A flash point for alternative culture, Max’s Kansas City was a testing ground for a new generation of art, music, film and fashion. The back room played host to Andy Warhol and his factory and film entourage, as well as a rotating cast of larger than life musicians from the New York Dolls and Janis Joplin to Lou Reed and the Velvet Underground. Attracted by the nightly free dinners and intellectually charged environment, the front room became a daily haunt for pop artists Robert Rauschenberg and Roy Lichtenstein as well as a new generation of artists like Dan Flavin, Ronald Bladen, and Carl Andre. While the bar became famous for its hard-drinking debates, its walls displayed important new works, which the proprietor, Mickey Ruskin traded in exchange for bar tabs.
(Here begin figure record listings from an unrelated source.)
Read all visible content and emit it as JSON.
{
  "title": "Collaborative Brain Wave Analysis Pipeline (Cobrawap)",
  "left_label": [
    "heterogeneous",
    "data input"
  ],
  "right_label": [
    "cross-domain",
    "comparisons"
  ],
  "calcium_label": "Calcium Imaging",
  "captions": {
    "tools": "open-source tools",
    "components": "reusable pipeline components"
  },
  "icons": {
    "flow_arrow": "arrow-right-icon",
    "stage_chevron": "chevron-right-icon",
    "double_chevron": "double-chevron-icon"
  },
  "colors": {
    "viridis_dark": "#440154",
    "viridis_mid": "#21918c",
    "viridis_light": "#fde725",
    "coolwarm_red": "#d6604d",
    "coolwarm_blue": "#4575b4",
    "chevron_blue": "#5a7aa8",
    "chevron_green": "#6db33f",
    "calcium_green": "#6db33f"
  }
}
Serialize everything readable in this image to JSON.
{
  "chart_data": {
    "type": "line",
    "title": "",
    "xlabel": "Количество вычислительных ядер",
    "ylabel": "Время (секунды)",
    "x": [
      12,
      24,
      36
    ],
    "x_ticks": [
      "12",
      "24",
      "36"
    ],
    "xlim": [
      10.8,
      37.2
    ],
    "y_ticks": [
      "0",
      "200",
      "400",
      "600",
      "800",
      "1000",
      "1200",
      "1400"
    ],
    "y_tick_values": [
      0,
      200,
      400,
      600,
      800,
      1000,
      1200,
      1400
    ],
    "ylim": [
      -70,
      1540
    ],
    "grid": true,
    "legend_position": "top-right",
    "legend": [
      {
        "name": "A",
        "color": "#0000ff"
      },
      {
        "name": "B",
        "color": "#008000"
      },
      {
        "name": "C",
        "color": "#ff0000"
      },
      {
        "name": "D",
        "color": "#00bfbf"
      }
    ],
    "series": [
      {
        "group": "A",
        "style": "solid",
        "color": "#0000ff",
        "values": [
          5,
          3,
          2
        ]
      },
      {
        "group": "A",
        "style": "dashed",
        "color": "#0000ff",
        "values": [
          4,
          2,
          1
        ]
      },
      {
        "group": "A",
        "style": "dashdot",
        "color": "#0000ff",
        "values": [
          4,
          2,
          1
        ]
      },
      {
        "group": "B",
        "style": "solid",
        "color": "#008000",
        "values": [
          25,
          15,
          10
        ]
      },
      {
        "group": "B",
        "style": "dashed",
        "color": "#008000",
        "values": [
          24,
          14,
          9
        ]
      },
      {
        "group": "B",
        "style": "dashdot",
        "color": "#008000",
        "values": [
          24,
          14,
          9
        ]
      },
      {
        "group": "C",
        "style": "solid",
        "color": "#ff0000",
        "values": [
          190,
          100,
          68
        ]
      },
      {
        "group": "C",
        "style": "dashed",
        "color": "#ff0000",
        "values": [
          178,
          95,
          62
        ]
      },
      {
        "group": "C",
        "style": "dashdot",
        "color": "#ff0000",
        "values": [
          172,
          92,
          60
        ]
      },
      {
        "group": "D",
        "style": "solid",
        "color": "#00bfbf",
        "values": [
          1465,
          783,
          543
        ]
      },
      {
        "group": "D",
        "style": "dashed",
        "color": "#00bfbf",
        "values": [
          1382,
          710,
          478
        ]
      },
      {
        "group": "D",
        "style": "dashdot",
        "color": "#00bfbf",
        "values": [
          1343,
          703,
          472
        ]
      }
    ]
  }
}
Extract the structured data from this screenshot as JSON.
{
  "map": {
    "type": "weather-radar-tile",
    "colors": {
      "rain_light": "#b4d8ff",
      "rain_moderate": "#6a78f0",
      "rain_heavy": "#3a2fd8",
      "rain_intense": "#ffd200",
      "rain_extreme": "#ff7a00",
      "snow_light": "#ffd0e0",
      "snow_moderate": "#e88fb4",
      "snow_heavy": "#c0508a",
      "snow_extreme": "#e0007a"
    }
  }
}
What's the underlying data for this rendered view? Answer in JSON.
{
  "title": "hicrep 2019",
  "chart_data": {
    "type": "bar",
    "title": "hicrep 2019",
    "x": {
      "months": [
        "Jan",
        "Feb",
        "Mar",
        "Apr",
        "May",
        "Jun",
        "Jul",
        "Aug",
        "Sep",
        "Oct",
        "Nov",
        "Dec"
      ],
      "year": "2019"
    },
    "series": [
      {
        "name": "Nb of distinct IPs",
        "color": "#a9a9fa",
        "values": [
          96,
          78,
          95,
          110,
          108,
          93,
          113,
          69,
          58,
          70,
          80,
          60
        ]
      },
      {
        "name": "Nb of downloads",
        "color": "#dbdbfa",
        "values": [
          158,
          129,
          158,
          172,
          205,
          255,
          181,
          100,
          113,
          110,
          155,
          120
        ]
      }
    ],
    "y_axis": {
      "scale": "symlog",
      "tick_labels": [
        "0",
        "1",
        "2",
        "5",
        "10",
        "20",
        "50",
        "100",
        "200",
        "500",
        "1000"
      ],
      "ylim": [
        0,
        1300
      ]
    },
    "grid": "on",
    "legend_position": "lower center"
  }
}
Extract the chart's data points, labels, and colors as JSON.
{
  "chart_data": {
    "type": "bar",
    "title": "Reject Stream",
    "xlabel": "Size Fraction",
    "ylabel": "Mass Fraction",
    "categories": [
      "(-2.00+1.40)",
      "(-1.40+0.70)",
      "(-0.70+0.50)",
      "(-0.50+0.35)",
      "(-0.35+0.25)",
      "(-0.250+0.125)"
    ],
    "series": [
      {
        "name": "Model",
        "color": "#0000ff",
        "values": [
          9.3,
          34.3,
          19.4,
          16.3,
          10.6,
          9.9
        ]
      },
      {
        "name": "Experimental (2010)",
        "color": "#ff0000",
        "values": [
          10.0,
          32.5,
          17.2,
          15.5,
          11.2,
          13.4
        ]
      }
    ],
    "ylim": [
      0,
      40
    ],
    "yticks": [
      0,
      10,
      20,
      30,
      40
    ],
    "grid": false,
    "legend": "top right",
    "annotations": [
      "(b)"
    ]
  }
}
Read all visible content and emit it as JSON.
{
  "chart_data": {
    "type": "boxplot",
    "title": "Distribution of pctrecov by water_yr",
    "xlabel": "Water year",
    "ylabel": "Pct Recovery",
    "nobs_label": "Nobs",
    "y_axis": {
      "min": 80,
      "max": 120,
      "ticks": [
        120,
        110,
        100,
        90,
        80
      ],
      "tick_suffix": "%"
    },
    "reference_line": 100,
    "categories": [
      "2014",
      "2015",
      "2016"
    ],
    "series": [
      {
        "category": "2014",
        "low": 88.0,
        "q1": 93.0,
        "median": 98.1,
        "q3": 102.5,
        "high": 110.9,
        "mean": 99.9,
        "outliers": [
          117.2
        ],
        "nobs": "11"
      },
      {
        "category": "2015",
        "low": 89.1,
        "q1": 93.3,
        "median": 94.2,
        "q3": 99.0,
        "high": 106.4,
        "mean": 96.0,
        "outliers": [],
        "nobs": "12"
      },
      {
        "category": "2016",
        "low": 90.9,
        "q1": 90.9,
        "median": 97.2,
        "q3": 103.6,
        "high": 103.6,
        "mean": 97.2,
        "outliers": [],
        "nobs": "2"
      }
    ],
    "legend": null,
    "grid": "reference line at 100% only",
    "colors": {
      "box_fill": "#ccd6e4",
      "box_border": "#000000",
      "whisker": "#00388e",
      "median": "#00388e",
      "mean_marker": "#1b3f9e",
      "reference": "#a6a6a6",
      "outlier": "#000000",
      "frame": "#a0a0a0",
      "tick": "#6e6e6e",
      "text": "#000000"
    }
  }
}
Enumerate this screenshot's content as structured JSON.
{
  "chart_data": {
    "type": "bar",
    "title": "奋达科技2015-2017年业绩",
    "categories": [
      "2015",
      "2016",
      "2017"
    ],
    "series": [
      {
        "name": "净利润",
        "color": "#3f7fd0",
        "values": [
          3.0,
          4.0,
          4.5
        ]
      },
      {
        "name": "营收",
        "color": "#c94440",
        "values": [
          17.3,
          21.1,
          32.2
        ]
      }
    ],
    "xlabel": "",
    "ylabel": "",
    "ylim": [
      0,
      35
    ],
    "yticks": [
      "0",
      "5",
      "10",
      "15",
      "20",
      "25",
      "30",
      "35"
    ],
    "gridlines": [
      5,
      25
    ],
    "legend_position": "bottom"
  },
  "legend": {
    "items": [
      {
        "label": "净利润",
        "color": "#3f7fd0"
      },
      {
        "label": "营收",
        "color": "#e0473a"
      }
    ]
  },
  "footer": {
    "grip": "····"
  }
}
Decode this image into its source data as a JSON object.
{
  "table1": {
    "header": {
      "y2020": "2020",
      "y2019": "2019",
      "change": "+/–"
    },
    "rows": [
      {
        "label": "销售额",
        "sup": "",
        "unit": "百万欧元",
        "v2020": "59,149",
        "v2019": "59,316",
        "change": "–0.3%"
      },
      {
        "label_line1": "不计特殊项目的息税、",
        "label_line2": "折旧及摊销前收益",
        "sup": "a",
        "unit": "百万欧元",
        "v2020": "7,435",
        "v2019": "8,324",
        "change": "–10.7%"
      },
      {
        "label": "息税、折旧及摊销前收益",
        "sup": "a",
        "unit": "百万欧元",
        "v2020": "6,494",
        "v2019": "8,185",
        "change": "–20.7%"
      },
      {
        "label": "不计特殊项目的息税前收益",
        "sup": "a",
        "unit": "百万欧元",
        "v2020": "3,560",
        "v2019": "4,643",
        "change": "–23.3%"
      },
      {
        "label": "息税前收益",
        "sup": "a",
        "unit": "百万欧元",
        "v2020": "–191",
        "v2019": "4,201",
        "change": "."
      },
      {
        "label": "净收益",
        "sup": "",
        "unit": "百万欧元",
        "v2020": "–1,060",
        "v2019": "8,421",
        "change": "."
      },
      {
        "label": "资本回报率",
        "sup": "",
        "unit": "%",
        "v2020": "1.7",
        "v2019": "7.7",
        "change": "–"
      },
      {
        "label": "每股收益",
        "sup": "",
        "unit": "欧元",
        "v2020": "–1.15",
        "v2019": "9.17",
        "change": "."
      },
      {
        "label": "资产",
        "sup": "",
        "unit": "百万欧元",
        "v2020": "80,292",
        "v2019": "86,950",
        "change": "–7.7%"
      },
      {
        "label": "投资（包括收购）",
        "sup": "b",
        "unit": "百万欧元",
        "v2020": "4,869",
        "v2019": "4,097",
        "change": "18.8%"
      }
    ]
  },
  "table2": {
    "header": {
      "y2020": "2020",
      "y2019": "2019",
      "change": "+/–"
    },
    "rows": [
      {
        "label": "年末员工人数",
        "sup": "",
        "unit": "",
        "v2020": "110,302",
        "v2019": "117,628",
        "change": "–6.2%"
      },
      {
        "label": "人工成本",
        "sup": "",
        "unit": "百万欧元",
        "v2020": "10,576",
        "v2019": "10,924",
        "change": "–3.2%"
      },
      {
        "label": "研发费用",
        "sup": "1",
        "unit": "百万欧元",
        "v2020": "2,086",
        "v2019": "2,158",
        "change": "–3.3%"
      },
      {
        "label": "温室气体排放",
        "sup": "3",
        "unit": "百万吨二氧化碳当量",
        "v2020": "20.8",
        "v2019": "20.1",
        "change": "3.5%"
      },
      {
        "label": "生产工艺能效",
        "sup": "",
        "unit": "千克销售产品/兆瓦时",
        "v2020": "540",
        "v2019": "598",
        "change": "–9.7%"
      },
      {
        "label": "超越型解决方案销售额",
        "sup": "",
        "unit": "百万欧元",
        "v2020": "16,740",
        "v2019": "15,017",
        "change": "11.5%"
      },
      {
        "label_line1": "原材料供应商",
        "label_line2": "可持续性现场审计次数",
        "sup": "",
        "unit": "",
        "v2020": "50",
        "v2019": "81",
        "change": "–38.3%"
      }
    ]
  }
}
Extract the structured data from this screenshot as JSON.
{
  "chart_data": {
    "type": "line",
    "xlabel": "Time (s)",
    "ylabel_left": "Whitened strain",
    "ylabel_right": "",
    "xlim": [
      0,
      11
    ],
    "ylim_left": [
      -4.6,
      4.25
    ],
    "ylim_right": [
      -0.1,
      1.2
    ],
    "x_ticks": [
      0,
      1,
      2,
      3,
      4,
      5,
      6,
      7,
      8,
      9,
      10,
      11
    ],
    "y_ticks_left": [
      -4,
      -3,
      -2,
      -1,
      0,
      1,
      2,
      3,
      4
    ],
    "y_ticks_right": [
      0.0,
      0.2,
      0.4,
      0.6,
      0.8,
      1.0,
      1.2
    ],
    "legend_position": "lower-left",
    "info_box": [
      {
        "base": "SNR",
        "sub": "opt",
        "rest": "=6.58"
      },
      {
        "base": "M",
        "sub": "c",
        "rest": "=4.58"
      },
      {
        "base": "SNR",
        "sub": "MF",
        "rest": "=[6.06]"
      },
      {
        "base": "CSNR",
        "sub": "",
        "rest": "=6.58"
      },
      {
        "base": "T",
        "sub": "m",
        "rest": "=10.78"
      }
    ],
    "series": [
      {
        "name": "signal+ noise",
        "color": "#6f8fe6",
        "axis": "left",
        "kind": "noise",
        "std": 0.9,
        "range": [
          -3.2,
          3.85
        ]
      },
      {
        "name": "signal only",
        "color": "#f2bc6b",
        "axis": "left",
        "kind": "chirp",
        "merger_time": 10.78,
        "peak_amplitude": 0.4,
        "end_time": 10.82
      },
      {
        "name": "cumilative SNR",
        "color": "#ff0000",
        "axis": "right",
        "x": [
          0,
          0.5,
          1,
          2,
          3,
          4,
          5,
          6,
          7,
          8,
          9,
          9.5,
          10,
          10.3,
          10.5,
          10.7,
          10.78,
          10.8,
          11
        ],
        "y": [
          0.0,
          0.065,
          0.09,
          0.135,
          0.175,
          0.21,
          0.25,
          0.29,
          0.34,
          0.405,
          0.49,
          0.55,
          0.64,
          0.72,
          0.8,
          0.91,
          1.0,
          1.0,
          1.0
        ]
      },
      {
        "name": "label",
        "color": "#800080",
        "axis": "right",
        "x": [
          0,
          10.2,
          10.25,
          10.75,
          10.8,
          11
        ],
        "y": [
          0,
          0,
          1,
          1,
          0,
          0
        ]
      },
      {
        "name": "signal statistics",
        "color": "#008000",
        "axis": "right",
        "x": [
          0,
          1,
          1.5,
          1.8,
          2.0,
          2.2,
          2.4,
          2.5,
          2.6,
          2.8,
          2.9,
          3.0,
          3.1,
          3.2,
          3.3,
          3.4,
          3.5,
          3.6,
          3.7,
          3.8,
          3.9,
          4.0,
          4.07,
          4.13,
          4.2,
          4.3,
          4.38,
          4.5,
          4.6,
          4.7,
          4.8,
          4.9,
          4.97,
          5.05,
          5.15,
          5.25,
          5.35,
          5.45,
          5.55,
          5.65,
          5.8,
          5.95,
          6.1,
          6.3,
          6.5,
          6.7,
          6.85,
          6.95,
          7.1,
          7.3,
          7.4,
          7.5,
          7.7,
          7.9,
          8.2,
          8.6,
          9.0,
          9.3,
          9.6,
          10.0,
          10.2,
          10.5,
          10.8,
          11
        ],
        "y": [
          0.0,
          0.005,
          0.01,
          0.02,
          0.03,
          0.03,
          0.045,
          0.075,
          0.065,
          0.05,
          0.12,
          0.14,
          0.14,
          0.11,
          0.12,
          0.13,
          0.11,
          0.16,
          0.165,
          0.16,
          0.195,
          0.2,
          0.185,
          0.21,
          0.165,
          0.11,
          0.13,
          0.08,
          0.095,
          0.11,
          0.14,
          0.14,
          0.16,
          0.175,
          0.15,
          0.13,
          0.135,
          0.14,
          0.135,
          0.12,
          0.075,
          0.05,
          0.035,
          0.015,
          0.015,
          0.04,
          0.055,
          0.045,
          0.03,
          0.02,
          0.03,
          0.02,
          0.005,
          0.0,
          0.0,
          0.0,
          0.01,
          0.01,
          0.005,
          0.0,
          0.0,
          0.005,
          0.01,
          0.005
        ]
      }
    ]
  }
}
“Max’s Kansas City” is a tribute to the creative confluence that the space came to embody. Through a multimedia presentation including films, music, photography, paintings and sculpture, the Miami exhibition highlights the complex intellectual environment and incredible diversity of ideas at the legendary venue. The booth, designed by founder Mickey Ruskin’s daughter, Victoria Ruskin, evokes the atmosphere of the now legendary establishment. Works by Alice Aycock, Lynda Benglis, Brigid Berlin, Robert Mapplethorpe, Frank Stella, Joseph Kosuth, Willem de Kooning and Larry Poons, Marisol, Dorothea Rockburne and Vito Acconci bring back to life the rare milieu where pop, minimalist, conceptual and New York School artists ate, drank and debated side by side.